A perl script has been included which converts data from mapview format (MAQ alignment results) to BED format.

Usage:  mapviewToBed.pl <MIN QUAL> <MAX_HITS> <FILE>
        MIN_QUAL        = Exclude alignments with <= this mapping quality score.
        MAX_HITS        = Exclude alignments with > this number of hits.
        FILE            = Mapview file to convert.

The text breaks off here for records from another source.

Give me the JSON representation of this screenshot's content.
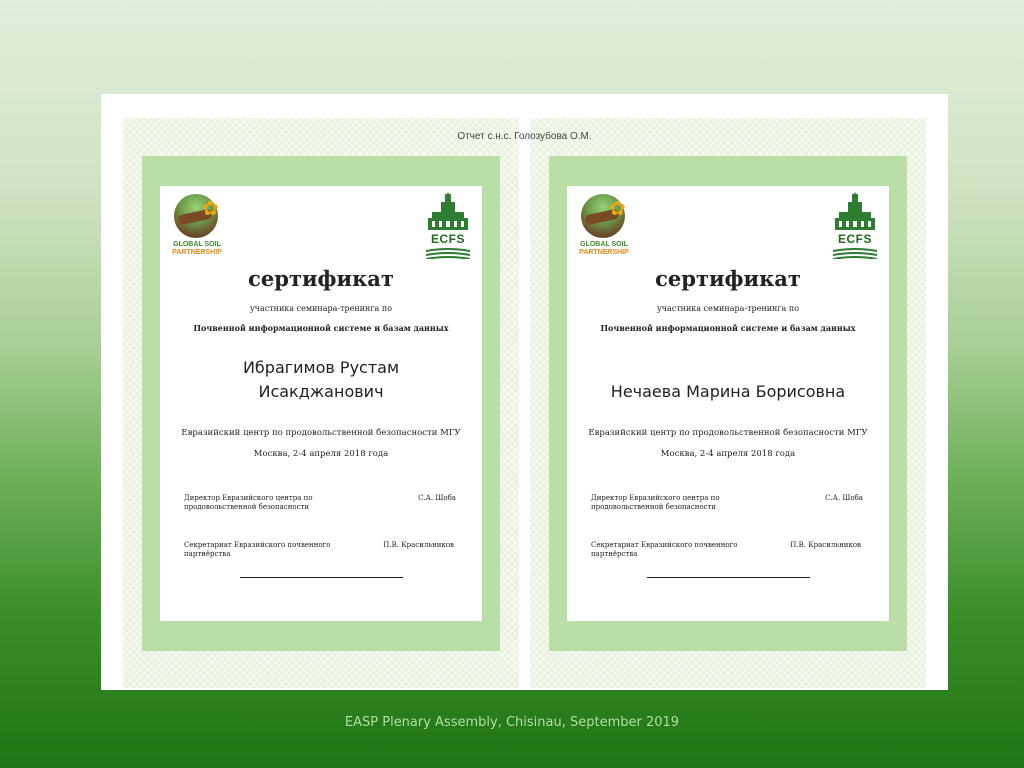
{
  "header": {
    "report_note": "Отчет с.н.с. Голозубова О.М."
  },
  "logos": {
    "gsp_line1": "GLOBAL SOIL",
    "gsp_line2": "PARTNERSHIP",
    "ecfs": "ECFS"
  },
  "certificates": [
    {
      "title": "сертификат",
      "subtitle": "участника семинара-тренинга по",
      "course": "Почвенной информационной системе и базам данных",
      "name": "Ибрагимов Рустам Исакджанович",
      "organization": "Евразийский центр по продовольственной безопасности МГУ",
      "date_place": "Москва, 2-4 апреля 2018 года",
      "signatory1_role": "Директор Евразийского центра по продовольственной безопасности",
      "signatory1_name": "С.А. Шоба",
      "signatory2_role": "Секретариат Евразийского почвенного партнёрства",
      "signatory2_name": "П.В. Красильников"
    },
    {
      "title": "сертификат",
      "subtitle": "участника семинара-тренинга по",
      "course": "Почвенной информационной системе и базам данных",
      "name": "Нечаева Марина Борисовна",
      "organization": "Евразийский центр по продовольственной безопасности МГУ",
      "date_place": "Москва, 2-4 апреля 2018 года",
      "signatory1_role": "Директор Евразийского центра по продовольственной безопасности",
      "signatory1_name": "С.А. Шоба",
      "signatory2_role": "Секретариат Евразийского почвенного партнёрства",
      "signatory2_name": "П.В. Красильников"
    }
  ],
  "footer": {
    "text": "EASP Plenary Assembly, Chisinau, September 2019"
  },
  "colors": {
    "background_top": "#e3eedb",
    "background_bottom": "#1f7413",
    "certificate_border": "#b9dfa6",
    "footer_text": "#b5dda5"
  }
}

Example: perl mapviewToBed.pl 0 2 sequence.mapview
This takes as input sequence.mapview, only uses sequences aligning in fewer than 2 locations with 0 or 1 mismatches, and only sequences with an alignment score of 0 or better.

New Features

I will provide more detail for these shortly:

Estimated fragment length.

Background directory - This directory must contain a formatted .bff tracks which represents alignability across the genome. We will shortly upload the script to generate these tracks.
bff files for sequences of 20bp: Download
bff files for sequences of 35bp: Download

Ploidy directory - This directory must contain formatted .iff tracks which represent estimated ploidy information for the cell line of interest. Again, we will shortly provide the script to generate these tracks.
iff files using 10kb windowing for GM12878: Download
iff files using 10kb windowing for K562: Download
iff files using 10kb windowing for HelaS3: Download
iff files using 10kb windowing for HepG2: Download

To generate ploidy tracks, a series of wiggle files representing ploidy information for each chromsome should be converted into our iff format using iffBuilder. Each position should be a relative ploidy level (a normal cell line would have a 1 in each position). Ploidy level should be < 65.535.

Usage: iffBuilder chr1.wig
Example wig input:
fixedStep chrom=chr22 start=14430371 step=1
0.0032
0.0032
0.0032
0.0032
0.0032

Troubleshooting

A likely cause for errors is an "OutOfMemory" exception. To increase the available memory to the java virtual machine, edit 'bin/fseq' file and change the JAVA_OPTS property to increase the heap size.